D’après l’Agence nationale de sécurité du médicament (ANSM), « plus d’un million de femmes ont changé de contraception pour en prendre une comportant moins de risque pour leur santé». Par rapport à l’année dernière il y a seulement eu une «petite augmentation de ventes de pilules du lendemain de 5% fin aout» explique Mahmoud Zureik, directeur stratégie et affaires internationales à l’ANSM.

Le scandale provoqué par les pilules de 3e et 4e génération l’année dernière a poussé 20% des Françaises à changer de pilules. Les chiffres de l’ASNM montrent que les ventes ont baissé de 26% cette année sur ces deux types de contraceptifs. Au vu du danger, les femmes ont décidé de se rabattre sur les pilules de de 1ere et 2eme génération. En effet, les risques de thrombose veineuse (phlébite, embolie pulmonaire) chez les femmes qui utilisent un contraceptif oral combiné (COC) de 3eme génération (contenant du désogestrel ou du gestodène) ou une pilule qui contient de la drospirénone sont deux fois plus élevés que chez les femmes qui utilisent une pilule de 2eme génération qui contient du lévonorgestrel.

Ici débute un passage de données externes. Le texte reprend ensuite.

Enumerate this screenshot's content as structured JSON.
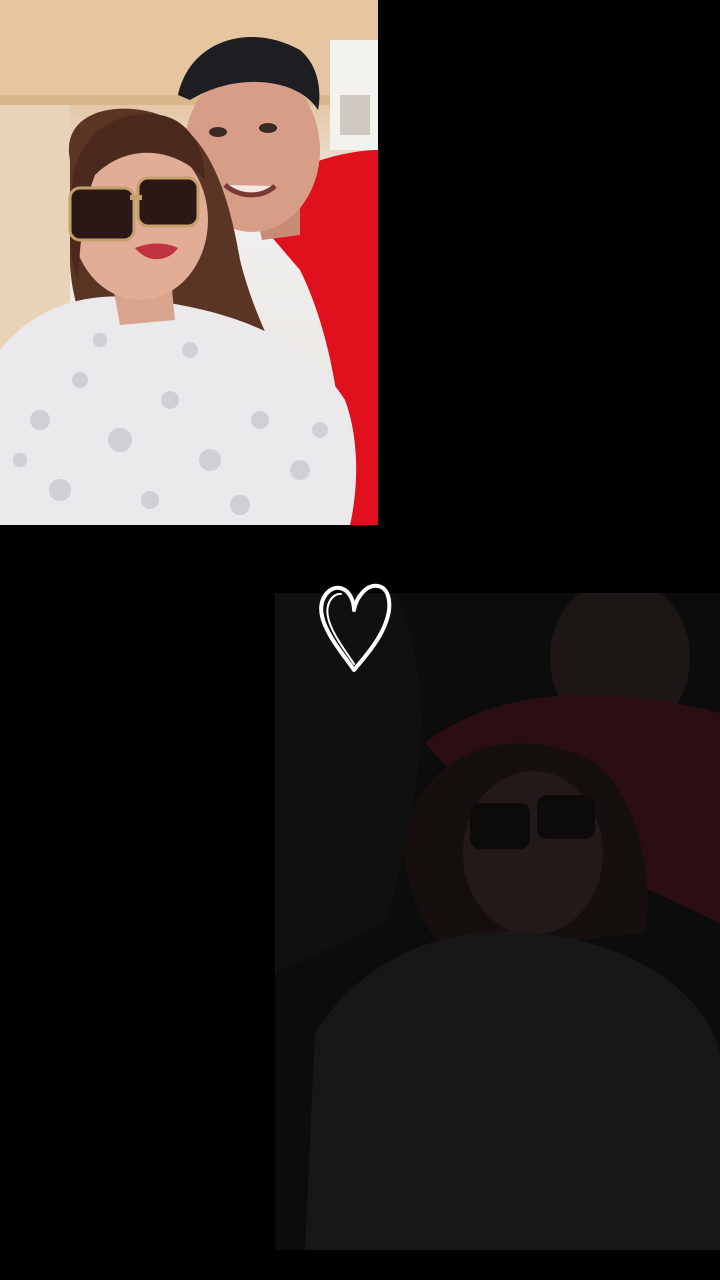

En plus des risques, une femme a porté plainte au mois de décembre dernier contre le laboratoire Bayer et l’ANSM. Du coup, les autorités françaises ont pris la décision de ne plus rembourser les pilules de 3eme génération et de retirer du marché Diane 35, utilisé comme contraceptif (qui est à la base un traitement anti-acné).

L’ASNM donne des indications

L’ANSM donne ses indications aux prescripteurset les encourage à rechercher les facteurs de risque lors de toute nouvelle prescription à une patiente.

L’agence pousse les professionnels de santé à effectuer des interrogatoires sur les antécédents médicaux personnels et familiaux afin d’identifier d’éventuels facteurs de risque commele tabagisme. Des examens cliniques sont également conseillés afin de dépister une éventuelle hypertension artérielle, et d’effectuer un bilan lipidique et un dosage de glycémie.